Kuckuck kommt nicht so oft

Eine neue Metastudie aus Großbritannien entlastet die Mütter: Es gibt weniger „Kuckuckskinder“ als bisher geschätzt. Damit haben skeptische Väter einige Sorgen und Talkshows ein Thema weniger

VON BARBARA DRIBBUSCH

Das Thema wurde zum Knaller für Talkshows und die Boulevardpresse und zum großen Geschäft für DNA-Testlabors. Jedes zehnte Kind stamme nicht von dem Mann ab, der sich für den Vater hielt, behaupteten die DNA-Tester. Zehntausende von Kuckuckskindern würden alljährlich in Deutschland geboren. Dass die Zahl dieser Kinder in Wirklichkeit wahrscheinlich erheblich geringer ist, lässt sich aus einer neuen Metastudie aus Großbritannien schließen.

Ein Team um den Forscher Mark Bellis von der John Moores University in Liverpool wertete Dutzende von US-amerikanischen und europäischen Studien aus den Jahren zwischen 1950 und 2004 aus, in denen auch die genetische Verbindung zwischen Kindern und ihren Eltern erfasst wurde. Dabei fanden sie heraus, dass – je nach Studie – zwischen ein und 27 Prozent der Kinder nicht mit dem Vater genetisch verwandt waren.
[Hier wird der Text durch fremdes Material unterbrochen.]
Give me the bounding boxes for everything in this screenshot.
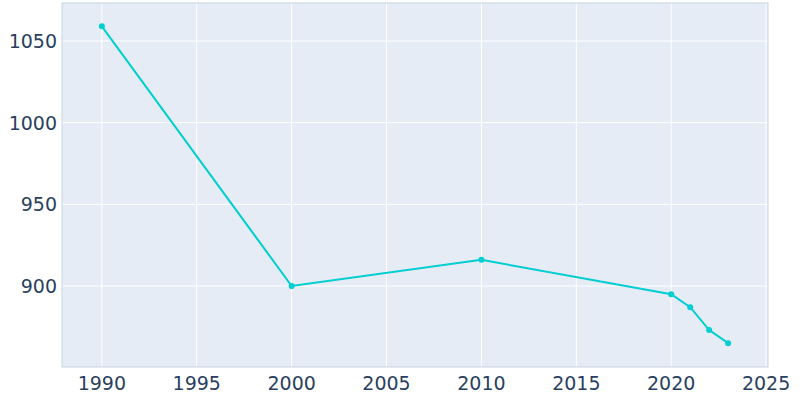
marker xyxy=(289,283,295,289)
y-grid-line xyxy=(62,286,768,287)
marker xyxy=(668,291,674,297)
marker xyxy=(725,340,731,346)
x-grid-line xyxy=(766,3,767,367)
marker xyxy=(687,304,693,310)
x-tick-label: 2015 xyxy=(552,372,600,394)
x-grid-line xyxy=(481,3,482,367)
grid xyxy=(62,3,768,367)
x-tick-label: 1990 xyxy=(78,372,126,394)
marker xyxy=(478,257,484,263)
x-grid-line xyxy=(196,3,197,367)
chart-svg: 1990 1995 2000 2005 2010 2015 2020 2025 900 950 10… xyxy=(0,0,800,400)
plot-frame xyxy=(62,3,768,367)
plot-background xyxy=(62,3,768,367)
x-tick-label: 2020 xyxy=(647,372,695,394)
x-tick-label: 1995 xyxy=(173,372,221,394)
y-tick-label: 1000 xyxy=(9,112,57,134)
x-grid-line xyxy=(671,3,672,367)
y-grid-line xyxy=(62,41,768,42)
chart-container: 1990 1995 2000 2005 2010 2015 2020 2025 900 950 10… xyxy=(0,0,800,400)
y-tick-label: 1050 xyxy=(9,30,57,52)
x-tick-label: 2005 xyxy=(362,372,410,394)
x-grid-line xyxy=(386,3,387,367)
data-group xyxy=(99,23,731,346)
y-tick-label: 900 xyxy=(21,275,57,297)
y-grid-line xyxy=(62,204,768,205)
x-tick-label: 2025 xyxy=(742,372,790,394)
x-tick-label: 2000 xyxy=(267,372,315,394)
marker xyxy=(99,23,105,29)
line xyxy=(102,26,728,343)
x-grid-line xyxy=(291,3,292,367)
x-tick-label: 2010 xyxy=(457,372,505,394)
y-tick-label: 950 xyxy=(21,193,57,215)
x-grid-line xyxy=(101,3,102,367)
y-grid-line xyxy=(62,122,768,123)
x-grid-line xyxy=(576,3,577,367)
marker xyxy=(706,327,712,333)
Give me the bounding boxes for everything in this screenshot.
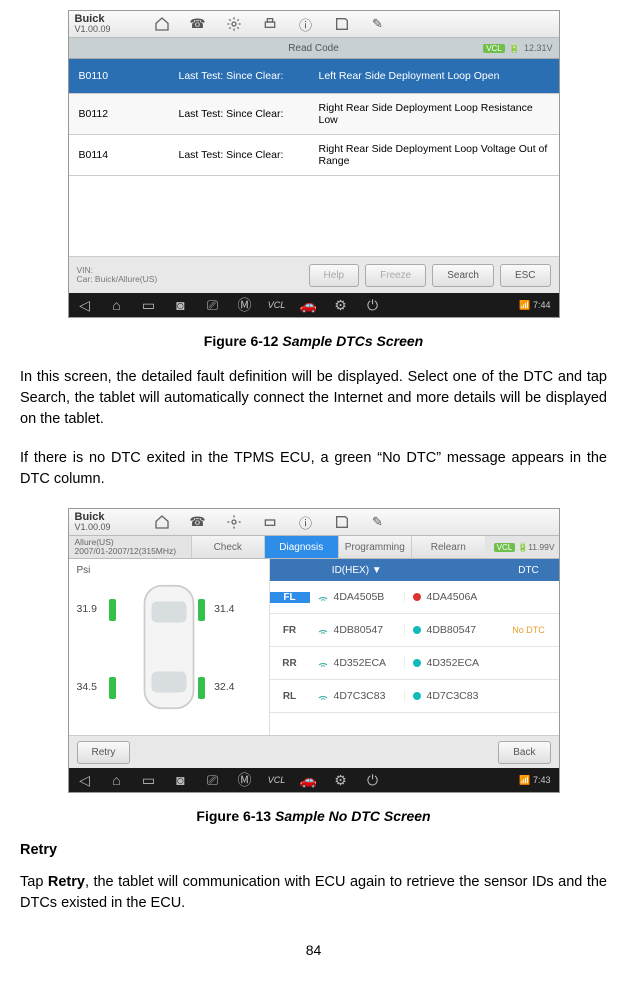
paragraph: If there is no DTC exited in the TPMS EC… [20, 448, 607, 490]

Die Studienergebnisse variierten, je nachdem, ob der genetische Test aufgrund von elterlichen Streitigkeiten gemacht wurde oder ob die biologische Verwandtschaft quasi nur als Nebenergebnis festgestellt wurde, etwa in Forschungen über Erbkrankheiten. Die Untersuchungen aufgrund elterlicher Zwistigkeiten ergaben erwartungsgemäß hohe Anteile, nämlich 27 Prozent. Anders sahen die Resultate aus, wenn es in den Erhebungen nur um Erbkrankheiten ging: Bei diesen StudienteilnehmerInnen zeigte sich, dass weniger als vier Prozent der Kinder nicht von ihren Vätern abstammten. Doch auch hier wollen die Forscher nicht von einem repräsentativen Ergebnis sprechen. Man könne nur sagen, dass die häufig genannte Rate von 10 Prozent an Kuckuckskindern „zu hoch gegriffen“ sei, erklärten die Experten. Die Studie erscheint in der September-Ausgabe des Journal of Epidemiology and Community Health.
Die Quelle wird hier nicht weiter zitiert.